British broadcaster and natural historian Sir David Attenborough, purporting to speak on behalf of global peoples, warned the “the collapse of our civilisations and the extinction of much of the natural world is on the horizon” if nothing is done to fight man-made global warming.
"We're facing a man-made disaster of global scale… time is running out" – Sir David Attenborough issues warning at UN Climate Conference #COP24 in Poland https://t.co/I8q5wKRm3v pic.twitter.com/e2GlRChign(Article Continues Below Advertisement)

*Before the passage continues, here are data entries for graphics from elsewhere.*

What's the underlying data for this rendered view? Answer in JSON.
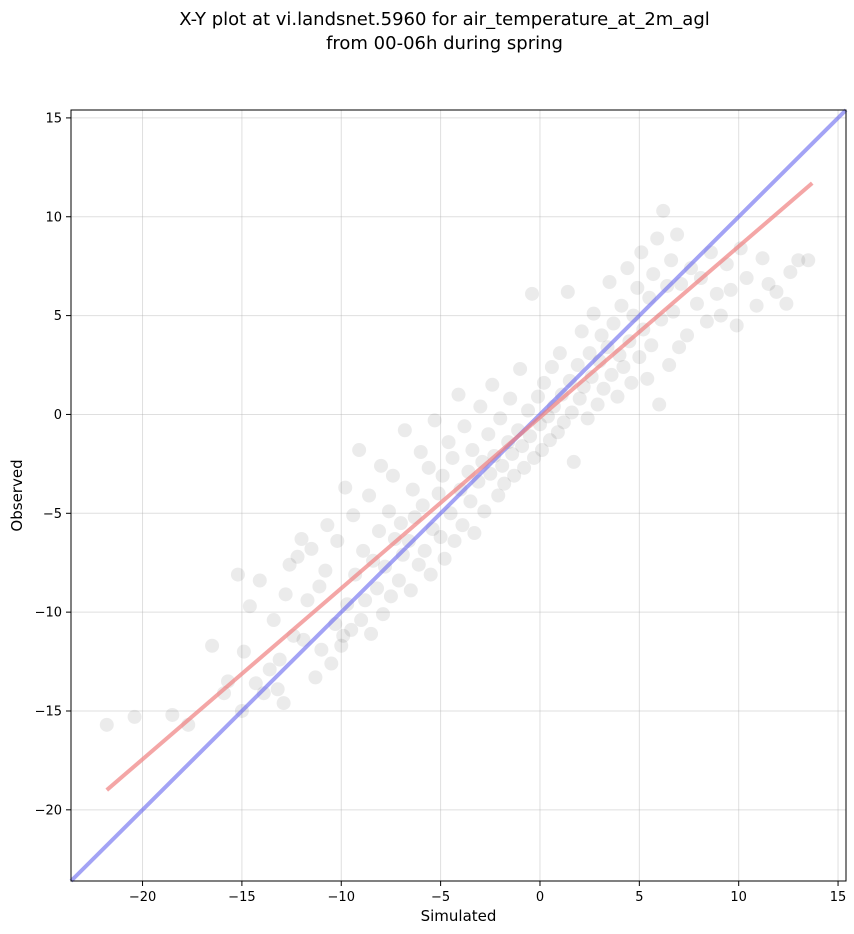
{
  "title_line1": "X-Y plot at vi.landsnet.5960 for air_temperature_at_2m_agl",
  "title_line2": "from 00-06h during spring",
  "chart_data": {
    "type": "scatter",
    "xlabel": "Simulated",
    "ylabel": "Observed",
    "xlim": [
      -23.6,
      15.4
    ],
    "ylim": [
      -23.6,
      15.4
    ],
    "xticks": [
      -20,
      -15,
      -10,
      -5,
      0,
      5,
      10,
      15
    ],
    "yticks": [
      -20,
      -15,
      -10,
      -5,
      0,
      5,
      10,
      15
    ],
    "xtick_labels": [
      "−20",
      "−15",
      "−10",
      "−5",
      "0",
      "5",
      "10",
      "15"
    ],
    "ytick_labels": [
      "−20",
      "−15",
      "−10",
      "−5",
      "0",
      "5",
      "10",
      "15"
    ],
    "grid": true,
    "point_color": "#000000",
    "point_opacity": 0.08,
    "points": [
      [
        -21.8,
        -15.7
      ],
      [
        -20.4,
        -15.3
      ],
      [
        -18.5,
        -15.2
      ],
      [
        -17.7,
        -15.7
      ],
      [
        -16.5,
        -11.7
      ],
      [
        -15.9,
        -14.1
      ],
      [
        -15.7,
        -13.5
      ],
      [
        -15.2,
        -8.1
      ],
      [
        -15.0,
        -15.0
      ],
      [
        -14.9,
        -12.0
      ],
      [
        -14.6,
        -9.7
      ],
      [
        -14.3,
        -13.6
      ],
      [
        -14.1,
        -8.4
      ],
      [
        -13.9,
        -14.1
      ],
      [
        -13.6,
        -12.9
      ],
      [
        -13.4,
        -10.4
      ],
      [
        -13.2,
        -13.9
      ],
      [
        -13.1,
        -12.4
      ],
      [
        -12.9,
        -14.6
      ],
      [
        -12.8,
        -9.1
      ],
      [
        -12.6,
        -7.6
      ],
      [
        -12.4,
        -11.2
      ],
      [
        -12.2,
        -7.2
      ],
      [
        -12.0,
        -6.3
      ],
      [
        -11.9,
        -11.4
      ],
      [
        -11.7,
        -9.4
      ],
      [
        -11.5,
        -6.8
      ],
      [
        -11.3,
        -13.3
      ],
      [
        -11.1,
        -8.7
      ],
      [
        -11.0,
        -11.9
      ],
      [
        -10.8,
        -7.9
      ],
      [
        -10.7,
        -5.6
      ],
      [
        -10.5,
        -12.6
      ],
      [
        -10.3,
        -10.6
      ],
      [
        -10.2,
        -6.4
      ],
      [
        -10.0,
        -11.7
      ],
      [
        -9.9,
        -11.2
      ],
      [
        -9.8,
        -3.7
      ],
      [
        -9.7,
        -9.6
      ],
      [
        -9.5,
        -10.9
      ],
      [
        -9.4,
        -5.1
      ],
      [
        -9.3,
        -8.1
      ],
      [
        -9.1,
        -1.8
      ],
      [
        -9.0,
        -10.4
      ],
      [
        -8.9,
        -6.9
      ],
      [
        -8.8,
        -9.4
      ],
      [
        -8.6,
        -4.1
      ],
      [
        -8.5,
        -11.1
      ],
      [
        -8.4,
        -7.4
      ],
      [
        -8.2,
        -8.8
      ],
      [
        -8.1,
        -5.9
      ],
      [
        -8.0,
        -2.6
      ],
      [
        -7.9,
        -10.1
      ],
      [
        -7.8,
        -7.7
      ],
      [
        -7.6,
        -4.9
      ],
      [
        -7.5,
        -9.2
      ],
      [
        -7.4,
        -3.1
      ],
      [
        -7.3,
        -6.3
      ],
      [
        -7.1,
        -8.4
      ],
      [
        -7.0,
        -5.5
      ],
      [
        -6.9,
        -7.1
      ],
      [
        -6.8,
        -0.8
      ],
      [
        -6.6,
        -6.4
      ],
      [
        -6.5,
        -8.9
      ],
      [
        -6.4,
        -3.8
      ],
      [
        -6.3,
        -5.2
      ],
      [
        -6.1,
        -7.6
      ],
      [
        -6.0,
        -1.9
      ],
      [
        -5.9,
        -4.6
      ],
      [
        -5.8,
        -6.9
      ],
      [
        -5.6,
        -2.7
      ],
      [
        -5.5,
        -8.1
      ],
      [
        -5.4,
        -5.8
      ],
      [
        -5.3,
        -0.3
      ],
      [
        -5.1,
        -4.0
      ],
      [
        -5.0,
        -6.2
      ],
      [
        -4.9,
        -3.1
      ],
      [
        -4.8,
        -7.3
      ],
      [
        -4.6,
        -1.4
      ],
      [
        -4.5,
        -5.0
      ],
      [
        -4.4,
        -2.2
      ],
      [
        -4.3,
        -6.4
      ],
      [
        -4.1,
        1.0
      ],
      [
        -4.0,
        -3.8
      ],
      [
        -3.9,
        -5.6
      ],
      [
        -3.8,
        -0.6
      ],
      [
        -3.6,
        -2.9
      ],
      [
        -3.5,
        -4.4
      ],
      [
        -3.4,
        -1.8
      ],
      [
        -3.3,
        -6.0
      ],
      [
        -3.1,
        -3.4
      ],
      [
        -3.0,
        0.4
      ],
      [
        -2.9,
        -2.4
      ],
      [
        -2.8,
        -4.9
      ],
      [
        -2.6,
        -1.0
      ],
      [
        -2.5,
        -3.0
      ],
      [
        -2.4,
        1.5
      ],
      [
        -2.3,
        -2.1
      ],
      [
        -2.1,
        -4.1
      ],
      [
        -2.0,
        -0.2
      ],
      [
        -1.9,
        -2.6
      ],
      [
        -1.8,
        -3.5
      ],
      [
        -1.6,
        -1.4
      ],
      [
        -1.5,
        0.8
      ],
      [
        -1.4,
        -2.0
      ],
      [
        -1.3,
        -3.1
      ],
      [
        -1.1,
        -0.8
      ],
      [
        -1.0,
        2.3
      ],
      [
        -0.9,
        -1.6
      ],
      [
        -0.8,
        -2.7
      ],
      [
        -0.6,
        0.2
      ],
      [
        -0.5,
        -1.1
      ],
      [
        -0.4,
        6.1
      ],
      [
        -0.3,
        -2.2
      ],
      [
        -0.1,
        0.9
      ],
      [
        0.0,
        -0.5
      ],
      [
        0.1,
        -1.8
      ],
      [
        0.2,
        1.6
      ],
      [
        0.4,
        -0.1
      ],
      [
        0.5,
        -1.3
      ],
      [
        0.6,
        2.4
      ],
      [
        0.7,
        0.4
      ],
      [
        0.9,
        -0.9
      ],
      [
        1.0,
        3.1
      ],
      [
        1.1,
        1.0
      ],
      [
        1.2,
        -0.4
      ],
      [
        1.4,
        6.2
      ],
      [
        1.5,
        1.7
      ],
      [
        1.6,
        0.1
      ],
      [
        1.7,
        -2.4
      ],
      [
        1.9,
        2.5
      ],
      [
        2.0,
        0.8
      ],
      [
        2.1,
        4.2
      ],
      [
        2.2,
        1.4
      ],
      [
        2.4,
        -0.2
      ],
      [
        2.5,
        3.1
      ],
      [
        2.6,
        1.9
      ],
      [
        2.7,
        5.1
      ],
      [
        2.9,
        0.5
      ],
      [
        3.0,
        2.7
      ],
      [
        3.1,
        4.0
      ],
      [
        3.2,
        1.3
      ],
      [
        3.4,
        3.4
      ],
      [
        3.5,
        6.7
      ],
      [
        3.6,
        2.0
      ],
      [
        3.7,
        4.6
      ],
      [
        3.9,
        0.9
      ],
      [
        4.0,
        3.0
      ],
      [
        4.1,
        5.5
      ],
      [
        4.2,
        2.4
      ],
      [
        4.4,
        7.4
      ],
      [
        4.5,
        3.7
      ],
      [
        4.6,
        1.6
      ],
      [
        4.7,
        5.0
      ],
      [
        4.9,
        6.4
      ],
      [
        5.0,
        2.9
      ],
      [
        5.1,
        8.2
      ],
      [
        5.2,
        4.3
      ],
      [
        5.4,
        1.8
      ],
      [
        5.5,
        5.9
      ],
      [
        5.6,
        3.5
      ],
      [
        5.7,
        7.1
      ],
      [
        5.9,
        8.9
      ],
      [
        6.0,
        0.5
      ],
      [
        6.1,
        4.8
      ],
      [
        6.2,
        10.3
      ],
      [
        6.4,
        6.5
      ],
      [
        6.5,
        2.5
      ],
      [
        6.6,
        7.8
      ],
      [
        6.7,
        5.2
      ],
      [
        6.9,
        9.1
      ],
      [
        7.0,
        3.4
      ],
      [
        7.1,
        6.6
      ],
      [
        7.4,
        4.0
      ],
      [
        7.6,
        7.4
      ],
      [
        7.9,
        5.6
      ],
      [
        8.1,
        6.9
      ],
      [
        8.4,
        4.7
      ],
      [
        8.6,
        8.2
      ],
      [
        8.9,
        6.1
      ],
      [
        9.1,
        5.0
      ],
      [
        9.4,
        7.6
      ],
      [
        9.6,
        6.3
      ],
      [
        9.9,
        4.5
      ],
      [
        10.1,
        8.4
      ],
      [
        10.4,
        6.9
      ],
      [
        10.9,
        5.5
      ],
      [
        11.2,
        7.9
      ],
      [
        11.5,
        6.6
      ],
      [
        11.9,
        6.2
      ],
      [
        12.4,
        5.6
      ],
      [
        12.6,
        7.2
      ],
      [
        13.0,
        7.8
      ],
      [
        13.5,
        7.8
      ]
    ],
    "regression_line": {
      "x": [
        -21.8,
        13.7
      ],
      "y": [
        -19.0,
        11.7
      ],
      "color": "#f08080",
      "opacity": 0.7
    },
    "identity_line": {
      "x": [
        -23.6,
        15.4
      ],
      "y": [
        -23.6,
        15.4
      ],
      "color": "#6666ee",
      "opacity": 0.6
    }
  }
}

— BBC News (World) (@BBCWorld) December 3, 2018
Nearly 30,000 United Nations officials, diplomats, environmental activists, journalists and academics traveled to the heart of Poland’s coal country in Silesia to negotiate the next steps of the Paris climate accord.
Attenborough did not mention the thousands of UN climate summit participants and observers who, like himself, who had to fly, drive or travel by rail to the conference in Poland. The UN has yet to disclose the conference’s carbon footprint.
The UN set the tone for this year’s Conference of the Parties (COP) in October with the release of a dire report on the likelihood of keeping future global warming below 1.5 degrees Celsius. That report warned of catastrophe if the world warmed too much, and resulted in months of warnings it was the “last chance” to solve the climate problem.
Of course, that’s the warning that’s usually given ahead of climate summits the UN wants to hype. Attenborough’s speech is the culmination of months of alarmism in the media and political conferences.
“The world’s people have spoken, time is running out, you to have to act now.” Attenborough said in a speech at the UN climate summit’s opening Monday. Attenborough called global warming the “greatest threat in thousands of years” to the planet.
UN Secretary-General Antonio Guterres echoed Attenborough’s dire message and called the summit, known as COP24 the “most important gathering on climate change” since the Paris climate accord was signed in 2015, three years ago.
“It is hard to overstate the urgency of our situation,” Guterres said in a speech Monday.
The ultimate goal of COP24 is to move forward with Paris accord negotiations. Support for the Paris accord got a boost from G20 leaders on Sunday who issued a statement reaffirming their support for the international agreement.
However, the U.S. still plans on withdrawing from the Paris accord in 2020, the earliest date it is allowed to pull out. And now, there are questions about Brazil’s commitment to the Paris accord with the election of right-wing Jair Bolsanaro to the presidency.
It’s ironic then that the U.S. cut its carbon dioxide emissions more than any other country last year, while most of the world, including Europe, saw emissions increase.
But even if every country fulfilled its Paris agreement pledge, the UN says global warming is on track to top 3 degrees Celsius by the end of the century. A recent UN “emissions gap” report chastises world leaders for not doing enough to fight global warming.